None of these numbers are hidden or disputed they come straight from the government’s own Audit Report, the same report that’s now openly calling this situation unsustainable. The Audit Report doesn’t mince words about what needs to happen: turn the idle land, plant, and equipment into something that actually earns money, whether through privatization, leasing, or bringing in a private partner. Tie any further government support to an actual restructuring plan, not another open-ended check. Get the day to day cash problems under control without leaning on more loans, and start enforcing the basics chase down the unpaid dues, deal with the theft, stop the unauthorized occupation of company housing. Any further layoffs need to be handled carefully, in line with labour law, not as another improvised cost-cutting move. And the Audit Report is blunt about the bottom line: there is no third option here. Either PSM actually gets revived as a working business, or its assets get sold. Everything in between is just a slower, more expensive version of decline.

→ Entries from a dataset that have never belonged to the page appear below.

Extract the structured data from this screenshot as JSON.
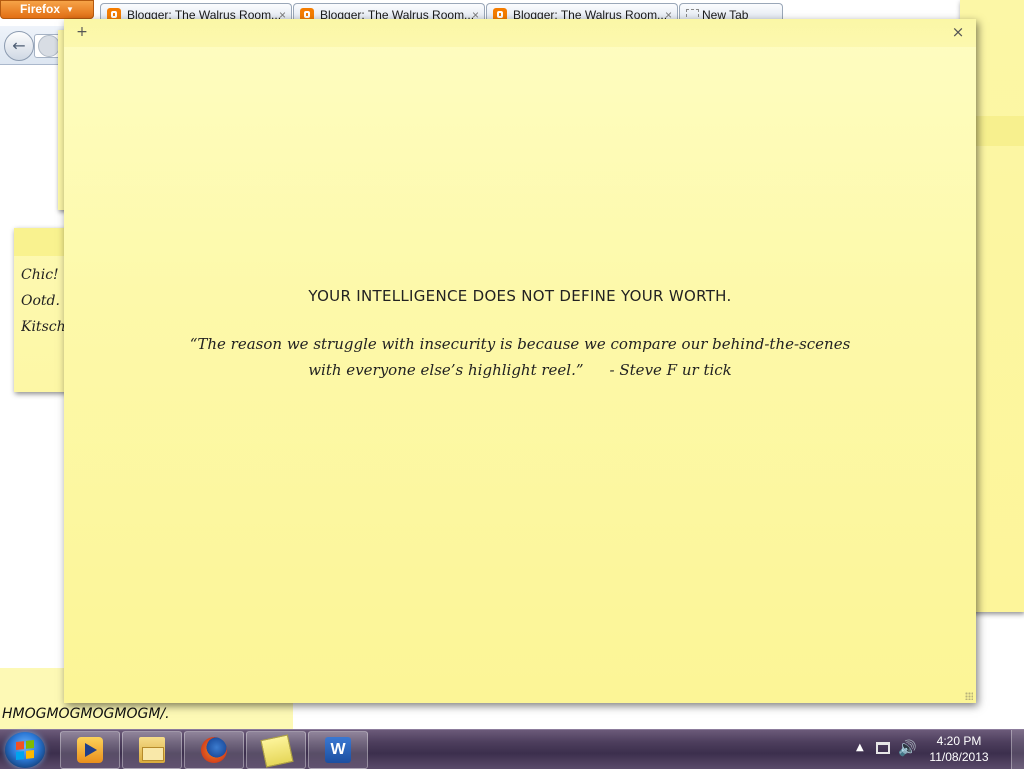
{
  "browser": {
    "menu_button": "Firefox",
    "tabs": [
      {
        "title": "Blogger: The Walrus Room..."
      },
      {
        "title": "Blogger: The Walrus Room..."
      },
      {
        "title": "Blogger: The Walrus Room..."
      },
      {
        "title": "New Tab"
      }
    ]
  },
  "notes": {
    "left_note_lines": [
      "Chic!",
      "Ootd.",
      "Kitsch"
    ],
    "bottom_note_text": "HMOGMOGMOGMOGM/.",
    "main_note": {
      "add_label": "+",
      "close_label": "×",
      "headline": "YOUR INTELLIGENCE DOES NOT DEFINE YOUR WORTH.",
      "quote_line1": "“The reason we struggle with insecurity is because we compare our behind-the-scenes",
      "quote_line2": "with everyone else’s highlight reel.”",
      "attribution": "- Steve F ur tick"
    }
  },
  "taskbar": {
    "icons": [
      "windows-media-player-icon",
      "windows-explorer-icon",
      "firefox-icon",
      "sticky-notes-icon",
      "microsoft-word-icon"
    ],
    "clock_time": "4:20 PM",
    "clock_date": "11/08/2013"
  }
}
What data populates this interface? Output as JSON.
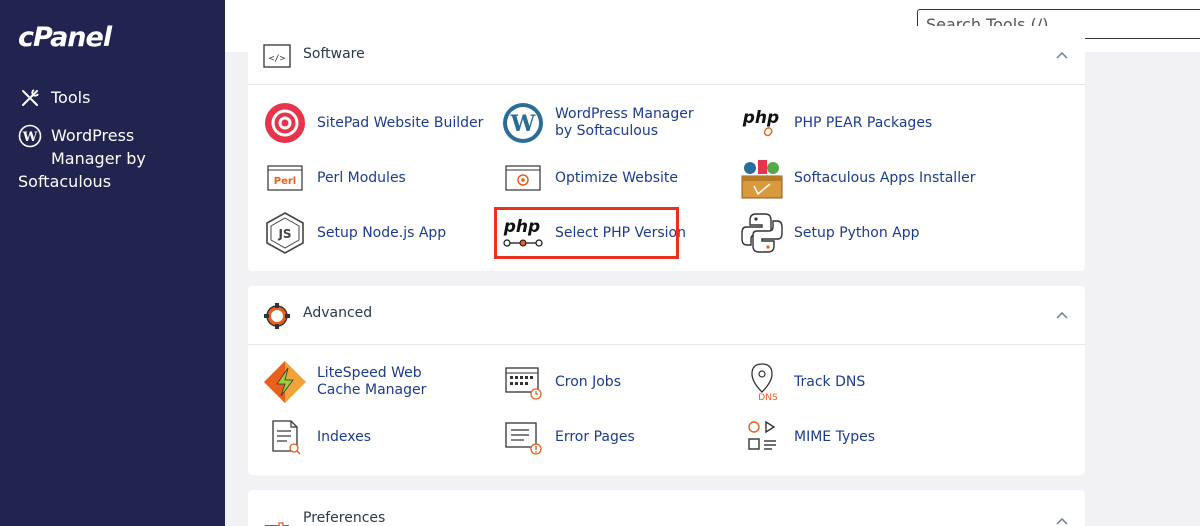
{
  "sidebar": {
    "logo": "cPanel",
    "items": [
      {
        "label": "Tools",
        "icon": "tools-icon"
      },
      {
        "label_line1": "WordPress",
        "label_line2": "Manager by",
        "label_line3": "Softaculous",
        "icon": "wordpress-icon"
      }
    ]
  },
  "search": {
    "placeholder": "Search Tools (/)"
  },
  "panels": {
    "software": {
      "title": "Software",
      "items": [
        {
          "label": "SitePad Website Builder"
        },
        {
          "label": "WordPress Manager by Softaculous"
        },
        {
          "label": "PHP PEAR Packages"
        },
        {
          "label": "Perl Modules"
        },
        {
          "label": "Optimize Website"
        },
        {
          "label": "Softaculous Apps Installer"
        },
        {
          "label": "Setup Node.js App"
        },
        {
          "label": "Select PHP Version"
        },
        {
          "label": "Setup Python App"
        }
      ]
    },
    "advanced": {
      "title": "Advanced",
      "items": [
        {
          "label": "LiteSpeed Web Cache Manager"
        },
        {
          "label": "Cron Jobs"
        },
        {
          "label": "Track DNS"
        },
        {
          "label": "Indexes"
        },
        {
          "label": "Error Pages"
        },
        {
          "label": "MIME Types"
        }
      ]
    },
    "preferences": {
      "title": "Preferences"
    }
  },
  "icon_text": {
    "php": "php",
    "perl": "Perl",
    "dns": "DNS",
    "code": "</>"
  },
  "colors": {
    "sidebar_bg": "#20244f",
    "link": "#1c3c8c",
    "accent_orange": "#e8601c",
    "highlight": "#e8321f"
  }
}
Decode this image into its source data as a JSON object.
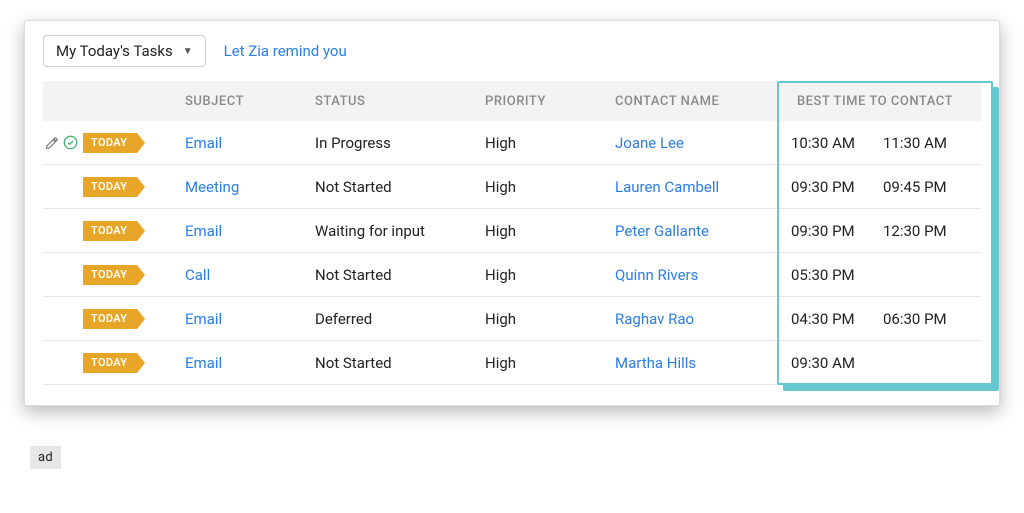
{
  "topbar": {
    "dropdown_label": "My Today's Tasks",
    "zia_link": "Let Zia remind you"
  },
  "columns": {
    "subject": "SUBJECT",
    "status": "STATUS",
    "priority": "PRIORITY",
    "contact": "CONTACT NAME",
    "best_time": "BEST TIME TO CONTACT"
  },
  "badge_text": "TODAY",
  "rows": [
    {
      "subject": "Email",
      "status": "In Progress",
      "priority": "High",
      "contact": "Joane Lee",
      "time1": "10:30 AM",
      "time2": "11:30 AM"
    },
    {
      "subject": "Meeting",
      "status": "Not Started",
      "priority": "High",
      "contact": "Lauren Cambell",
      "time1": "09:30 PM",
      "time2": "09:45 PM"
    },
    {
      "subject": "Email",
      "status": "Waiting for input",
      "priority": "High",
      "contact": "Peter Gallante",
      "time1": "09:30 PM",
      "time2": "12:30 PM"
    },
    {
      "subject": "Call",
      "status": "Not Started",
      "priority": "High",
      "contact": "Quinn Rivers",
      "time1": "05:30 PM",
      "time2": ""
    },
    {
      "subject": "Email",
      "status": "Deferred",
      "priority": "High",
      "contact": "Raghav Rao",
      "time1": "04:30 PM",
      "time2": "06:30 PM"
    },
    {
      "subject": "Email",
      "status": "Not Started",
      "priority": "High",
      "contact": "Martha Hills",
      "time1": "09:30 AM",
      "time2": ""
    }
  ],
  "footer_box": "ad"
}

That, ultimately, is what the Audit Report leaves you with a company whose revenue has fallen by roughly 90%, whose liabilities have nearly doubled since it stopped producing, whose receivables have grown without anyone adjusting for the risk, and whose own compound still can’t keep copper wire from walking off the premises. Add in more than Rs 106 billion in government loans just to hold this position in place, and you start to see why the Audit Report keeps returning to the same warning: PSM’s assets on paper mean very little without a real revenue stream behind them. Until a revival plan or a sale actually happens not just gets proposed, every year that passes without one just widens the gap between what the mill owes and what it can produce, funded by loans that look less like a bridge to recovery and more like the price of putting off a decision no one wants to make.